The high prevalence rate of chicken toxoplasmosis (68.8%) in the present study which comprised 6 examined Egyptian governorates; refer to the importance of chickens meat as important source of infection among Egyptian consumers which agreed with that previously detected in Egypt by El-Massey et al. (1990), who reported that sheep, goat and chicken are important intermediate hosts for T. gondii and their meat are main source of infection to man if un-hygienically consumed.
However, present survey showed that seroprevalence rates was higher in Free-Range (FR) (69.5%) than commercial farm Chicken (C) (68.5%) indicated that the distribution of T. gondii in chicken might be related to the cats that disseminated the oocysts in the soil (Asgari et al., 2006). On the other hand, cats could be infected from eating chicken meat, wild birds and rodents infected with T. gondii (Hassanain et al., 2008). Therefore, T. gondii infection in chickens is epidemiologically significant and people have the habit of eating under-cooked chicken meat, should be aware of the risk of encountering T. gondii infection.
Little is known concerning the validity of the serologic tests for the detection of T. gondii antibodies in avian sera. Viable T. gondii was isolated from up to 100% of free-range chickens bio-assayed in mice (Dubey et al., 2007b). The present study, ELISA test used for seroprevalence of 439 chicken blood samples collected from six Egyptian governorates. The ELISA test has the advantage that it specific and of great sensitivity, objective, quantitative, low coast and can be automated and is convenient for large-scale surveys of toxoplasmosis in human and animals but it need a refinement in the procedures and standardization (Shaapan et al., 2008).

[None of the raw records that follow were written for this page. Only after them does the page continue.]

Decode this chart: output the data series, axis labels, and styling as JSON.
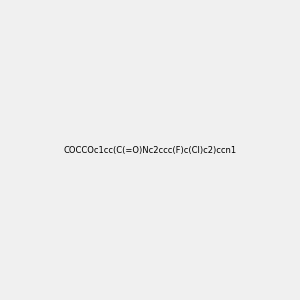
{
  "smiles": "COCCOc1cc(C(=O)Nc2ccc(F)c(Cl)c2)ccn1",
  "background_color": "#f0f0f0",
  "fig_width": 3.0,
  "fig_height": 3.0,
  "dpi": 100,
  "bond_color": "#2d6b2d",
  "atom_colors": {
    "N": "#2222cc",
    "O": "#cc0000",
    "Cl": "#44aa44",
    "F": "#cc44aa",
    "H": "#888888",
    "C": "#2d6b2d"
  },
  "line_width": 1.5
}
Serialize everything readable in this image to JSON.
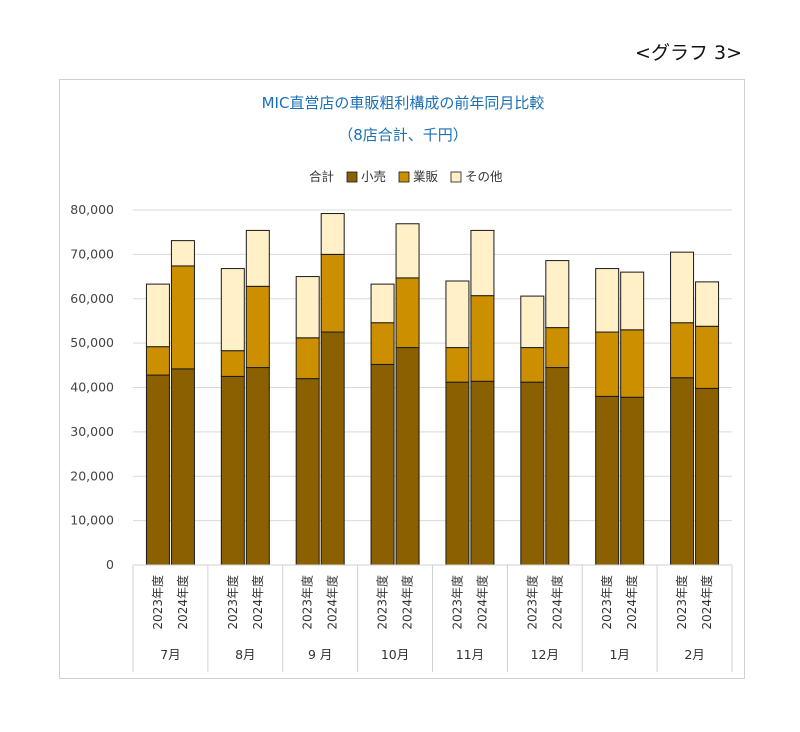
{
  "page_label": "<グラフ 3>",
  "colors": {
    "retail": "#8a6000",
    "wholesale": "#cc8f00",
    "other": "#fff0c8",
    "stroke": "#1a1a1a",
    "title": "#1a6fb5",
    "grid": "#d9d9d9"
  },
  "chart_data": {
    "type": "bar",
    "stacked": true,
    "title": "MIC直営店の車販粗利構成の前年同月比較",
    "subtitle": "（8店合計、千円）",
    "legend_title": "合計",
    "legend_position": "top",
    "grid": true,
    "ylim": [
      0,
      80000
    ],
    "yticks": [
      "0",
      "10,000",
      "20,000",
      "30,000",
      "40,000",
      "50,000",
      "60,000",
      "70,000",
      "80,000"
    ],
    "year_labels": [
      "2023年度",
      "2024年度"
    ],
    "months": [
      "7月",
      "8月",
      "9 月",
      "10月",
      "11月",
      "12月",
      "1月",
      "2月"
    ],
    "series": [
      {
        "name": "小売",
        "values": [
          42800,
          44200,
          42500,
          44500,
          42000,
          52500,
          45200,
          49000,
          41200,
          41400,
          41200,
          44500,
          38000,
          37800,
          42200,
          39800
        ]
      },
      {
        "name": "業販",
        "values": [
          6400,
          23200,
          5800,
          18300,
          9200,
          17500,
          9400,
          15700,
          7800,
          19300,
          7800,
          9000,
          14500,
          15200,
          12400,
          14000
        ]
      },
      {
        "name": "その他",
        "values": [
          14100,
          5700,
          18500,
          12600,
          13800,
          9200,
          8700,
          12200,
          15000,
          14700,
          11600,
          15100,
          14300,
          13000,
          15900,
          10000
        ]
      }
    ]
  }
}
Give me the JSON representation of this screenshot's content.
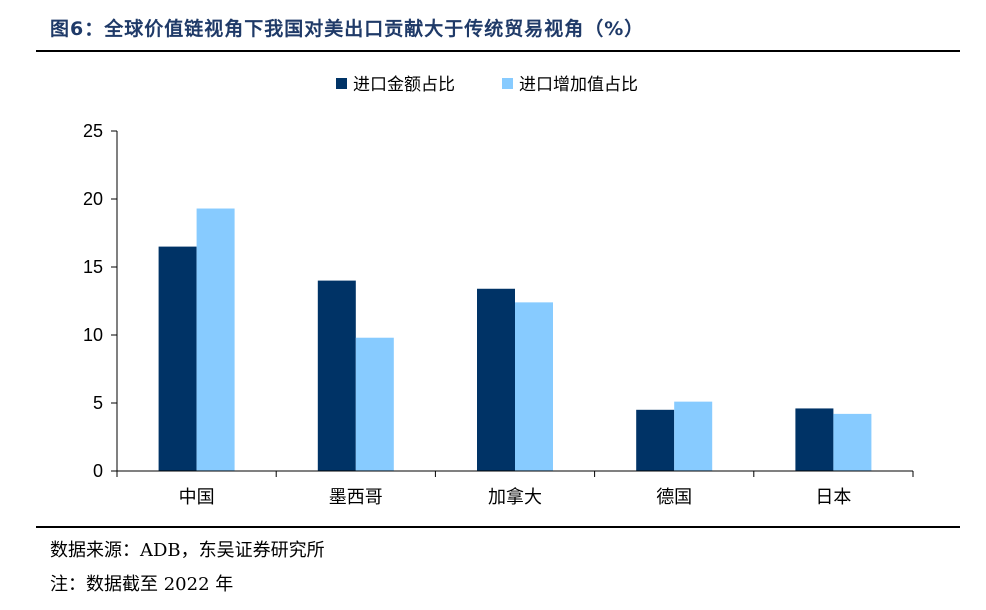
{
  "figure_title": "图6：全球价值链视角下我国对美出口贡献大于传统贸易视角（%）",
  "source_note": "数据来源：ADB，东吴证券研究所",
  "extra_note": "注：数据截至 2022 年",
  "colors": {
    "title": "#1f3a68",
    "series1": "#003366",
    "series2": "#87cbff",
    "axis": "#000000"
  },
  "chart_data": {
    "type": "bar",
    "title": "",
    "xlabel": "",
    "ylabel": "",
    "categories": [
      "中国",
      "墨西哥",
      "加拿大",
      "德国",
      "日本"
    ],
    "series": [
      {
        "name": "进口金额占比",
        "values": [
          16.5,
          14.0,
          13.4,
          4.5,
          4.6
        ]
      },
      {
        "name": "进口增加值占比",
        "values": [
          19.3,
          9.8,
          12.4,
          5.1,
          4.2
        ]
      }
    ],
    "ylim": [
      0,
      25
    ],
    "yticks": [
      0,
      5,
      10,
      15,
      20,
      25
    ],
    "grid": false,
    "legend_position": "top-center"
  }
}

Many surveys detecting T. gondii infection in FR chickens have been conducted in a number of countries and the prevalence rates in most of these studies ranged between 17.9% and 85% (Deyab and Hassanein, 2005; Sreekumar et al., 2003; Dubey et al., 2007a; Dubey et al., 2006; Yan et al., 2009; El-Massey et al., 2000; Dubey et al., 2003). The seroprevalence of T. gondii in domestic birds varies within countries due to the testing methods, the number of examined animals, type and hygiene of animal breeding Dubey (2010a). The total seroprevalence T. gondii among chicken in our study (68.7%) was lower than some results other results (Sreekumar et al., 2003; Dubey et al., 2007a; Yan et al., 2009; El-Massey et al., 2000) similar to that (64%) in FR chicken in Thailand (Chumpolbanchorn et al., 2009), While lower than 85% obtained in Nicaragua (Dubey et al., 2006). Reasons for this variability could be many, including the age of the chicken, number examined, type of serological test used and the tissues bio-assayed. Overall, prevalence of viable T. gondii in chickens raised indoors was low (Dubey et al., 2007a).

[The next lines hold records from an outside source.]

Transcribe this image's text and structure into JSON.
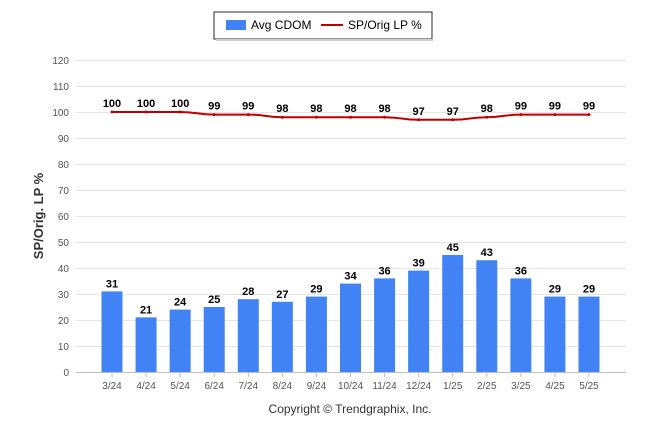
{
  "chart_data": {
    "type": "bar",
    "categories": [
      "3/24",
      "4/24",
      "5/24",
      "6/24",
      "7/24",
      "8/24",
      "9/24",
      "10/24",
      "11/24",
      "12/24",
      "1/25",
      "2/25",
      "3/25",
      "4/25",
      "5/25"
    ],
    "series": [
      {
        "name": "Avg CDOM",
        "type": "bar",
        "color": "#4183f4",
        "values": [
          31,
          21,
          24,
          25,
          28,
          27,
          29,
          34,
          36,
          39,
          45,
          43,
          36,
          29,
          29
        ]
      },
      {
        "name": "SP/Orig LP %",
        "type": "line",
        "color": "#c00000",
        "values": [
          100,
          100,
          100,
          99,
          99,
          98,
          98,
          98,
          98,
          97,
          97,
          98,
          99,
          99,
          99
        ]
      }
    ],
    "ylabel": "SP/Orig. LP %",
    "ylim": [
      0,
      120
    ],
    "yticks": [
      0,
      10,
      20,
      30,
      40,
      50,
      60,
      70,
      80,
      90,
      100,
      110,
      120
    ],
    "grid": true,
    "legend_position": "top-center"
  },
  "footer": {
    "copyright": "Copyright © Trendgraphix, Inc."
  }
}
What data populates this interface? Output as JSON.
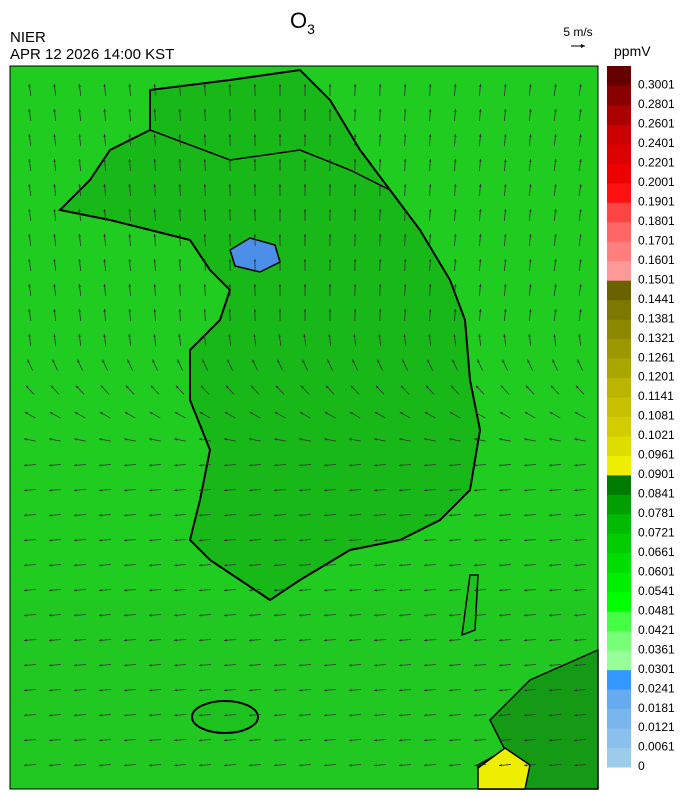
{
  "header": {
    "title": {
      "base": "O",
      "subscript": "3"
    },
    "agency": "NIER",
    "datetime": "APR 12 2026 14:00 KST",
    "wind_scale": "5 m/s"
  },
  "colorbar": {
    "unit": "ppmV",
    "levels": [
      {
        "label": "0",
        "color": "#9dcbea"
      },
      {
        "label": "0.0061",
        "color": "#8cc0ec"
      },
      {
        "label": "0.0121",
        "color": "#7ab6ee"
      },
      {
        "label": "0.0181",
        "color": "#66abf0"
      },
      {
        "label": "0.0241",
        "color": "#3399ff"
      },
      {
        "label": "0.0301",
        "color": "#99ff99"
      },
      {
        "label": "0.0361",
        "color": "#77ff77"
      },
      {
        "label": "0.0421",
        "color": "#44ff44"
      },
      {
        "label": "0.0481",
        "color": "#00ff00"
      },
      {
        "label": "0.0541",
        "color": "#00ee00"
      },
      {
        "label": "0.0601",
        "color": "#00dd00"
      },
      {
        "label": "0.0661",
        "color": "#00cc00"
      },
      {
        "label": "0.0721",
        "color": "#00bb00"
      },
      {
        "label": "0.0781",
        "color": "#00a000"
      },
      {
        "label": "0.0841",
        "color": "#007a00"
      },
      {
        "label": "0.0901",
        "color": "#eeee00"
      },
      {
        "label": "0.0961",
        "color": "#dddd00"
      },
      {
        "label": "0.1021",
        "color": "#d2cc00"
      },
      {
        "label": "0.1081",
        "color": "#c8c000"
      },
      {
        "label": "0.1141",
        "color": "#bbb400"
      },
      {
        "label": "0.1201",
        "color": "#aaa600"
      },
      {
        "label": "0.1261",
        "color": "#9c9800"
      },
      {
        "label": "0.1321",
        "color": "#8c8800"
      },
      {
        "label": "0.1381",
        "color": "#7c7800"
      },
      {
        "label": "0.1441",
        "color": "#6a6200"
      },
      {
        "label": "0.1501",
        "color": "#ff9999"
      },
      {
        "label": "0.1601",
        "color": "#ff7f7f"
      },
      {
        "label": "0.1701",
        "color": "#ff6666"
      },
      {
        "label": "0.1801",
        "color": "#ff4444"
      },
      {
        "label": "0.1901",
        "color": "#ff1111"
      },
      {
        "label": "0.2001",
        "color": "#ee0000"
      },
      {
        "label": "0.2201",
        "color": "#dd0000"
      },
      {
        "label": "0.2401",
        "color": "#cc0000"
      },
      {
        "label": "0.2601",
        "color": "#aa0000"
      },
      {
        "label": "0.2801",
        "color": "#880000"
      },
      {
        "label": "0.3001",
        "color": "#660000"
      }
    ]
  }
}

Concerning PCR results, the matched sequence of base pairs with the stander for T. gondii confirm that PCR assay is a specific, speedy, sensitive and cost-effective method for detecting T. gondii DNA in chickens. The choice of using the fragment of 94 bp from the B1 gene as target to PCR amplification was based on the observations made by other studies (Howe et al., 1997; Dubey et al., 2005).

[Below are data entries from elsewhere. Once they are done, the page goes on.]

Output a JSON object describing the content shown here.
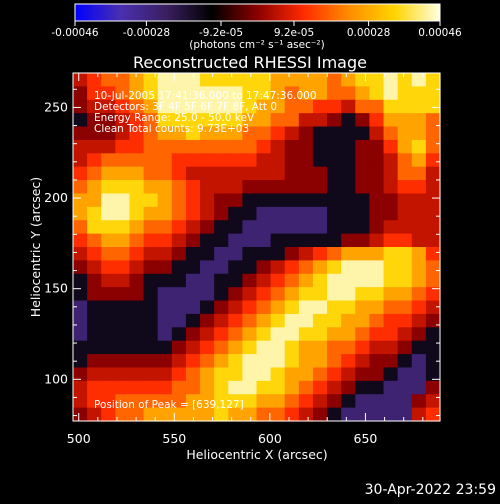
{
  "chart_data": {
    "type": "heatmap",
    "title": "Reconstructed RHESSI Image",
    "xlabel": "Heliocentric X (arcsec)",
    "ylabel": "Heliocentric Y (arcsec)",
    "xlim": [
      497,
      689
    ],
    "ylim": [
      77,
      269
    ],
    "x_ticks": [
      500,
      550,
      600,
      650
    ],
    "y_ticks": [
      100,
      150,
      200,
      250
    ],
    "colorbar": {
      "range": [
        -0.00046,
        0.00046
      ],
      "tick_values": [
        -0.00046,
        -0.00028,
        -9.2e-05,
        9.2e-05,
        0.00028,
        0.00046
      ],
      "tick_labels": [
        "-0.00046",
        "-0.00028",
        "-9.2e-05",
        "9.2e-05",
        "0.00028",
        "0.00046"
      ],
      "unit_label": "(photons cm⁻² s⁻¹ asec⁻²)",
      "colormap": [
        "#0000ff",
        "#4a2fb0",
        "#3a1f60",
        "#000000",
        "#8b0000",
        "#ff2a00",
        "#ff8c00",
        "#ffd400",
        "#ffffe0"
      ]
    },
    "annotations": [
      "10-Jul-2005 17:41:36.000 to 17:47:36.000",
      "Detectors: 3F 4F 5F 6F 7F 8F, Att 0",
      "Energy Range: 25.0 - 50.0 keV",
      "Clean     Total counts: 9.73E+03"
    ],
    "peak_label": "Position of Peak = [639,127]",
    "peak_position": [
      639,
      127
    ],
    "map_intensity_rows_top_to_bottom": [
      "45667899988888777767889898",
      "35567899999988767766789888",
      "34456799999987766554668888",
      "23345688888877664432357776",
      "33345677877766543222246776",
      "44455666666665433222335786",
      "45666665555554433222334675",
      "56777665444444433322334664",
      "67888776544433333322334554",
      "77998876543322222222233444",
      "78998776543221111122233444",
      "68887665432211111122234444",
      "56776554322111222223345544",
      "45665443221122234567778875",
      "34554332211223456789998876",
      "23443222112234567899998876",
      "23333211112345678899887765",
      "12222211123456789988776654",
      "12222211234567899887765543",
      "12222212345678998877655432",
      "22222223456789987766544322",
      "23333334567899987765433212",
      "34444445678899877654332112",
      "45555556678998876543221113",
      "45566666778887765432111134",
      "34566777778776654321111145"
    ]
  },
  "footer": {
    "timestamp": "30-Apr-2022 23:59"
  }
}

In considering the above-mentioned findings, it could be concluded that T. gondii infection was spread widely in Egyptian poultry, so it give aware of the public health danger of poultry as an intermediate host which transmit the infection to man. The significantly higher infection rate than previous studies indicate that ELISA is more sensitive method for the diagnosis of toxoplasmosis. Moreover, this study is the first was used antigen from locally isolated T. gondii chicken strain for the diagnosis of chicken toxoplasmosis.